7) Academic freedom means you can publish works that might be construed as provocative and even infuriating such as holocaust revisionism or even denial. You can defend sexism and homophobia in your writings and lectures. Academic freedom does not inoculate one from protest or criticism and protects academics who may challenge such writings or utterances. But you have the right! You can dare to dissent from prevailing orthodoxy whether you are a reactionary or a revolutionary or somewhere in between. You can dare to challenge the stultifying conformity that may attempt to punish, censor or throttle your rights. Academic freedom is content neutral or at least should be! It protects academicians from retaliation, arrest or dismissal for expressing opinions on matters of public concern.

8) It means you are able to protest and challenge both faculty and administration authority. Other than the Garcetti v Ceballos case that attempted to prevent employees from criticising their employer when carrying out their public duties, and even that case left some space for academicians at public universities, academic freedom means you are not an employee but part of the governance structure of a post-secondary institution. You are not a 9-5 employee but have rights to participate in and effectuate policies from financial, curricular, personnel decisions, strategic planning and programme evaluation and expansion.

9) Academic freedom means that you have the right to organise for the purposes of collective bargaining to reach a contract, and the right to challenge institutions such as the Supreme Court that may rule otherwise. The rule of law is not merely defined by those who make it such as a legislative body or judicial entity. It is defined by the citizen who is not a subject. Unions and collective bargaining are under attack and so is academic freedom that gives Americans–yes even educators–the right to organise. Public-university employees have the right. Part-time faculty have the right whether they are employed at private or public universities or colleges of higher learning. Full-time faculty at private institutions do not have the right but need to seize it, take it and defy illegitimate authority.

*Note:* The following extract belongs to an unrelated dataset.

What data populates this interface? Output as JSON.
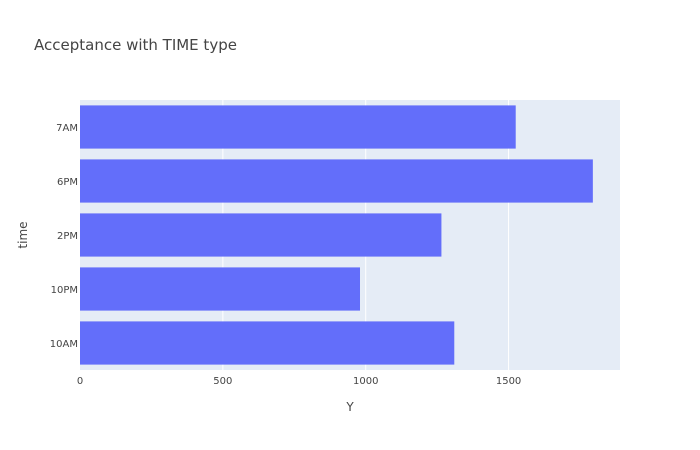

10) Academic freedom is fragile and under great stress in the United States. Many rights and freedoms are. I agree with the Tea Party on that assessment but little else. Tenure is the basic structure in which academic freedom can flourish. If professors cannot anticipate being offered an annual contract and are fearful of losing their jobs and livelihoods, they will self-censor and tailor their teaching to the power-elite ideology to avoid any complaint or hint of apostasy or challenging the dominant culture. Tenure is dying by a thousand cuts as the professoriate is increasingly off the tenure stream as the new majority of part-time and “term” appointments dominate instruction in the United States.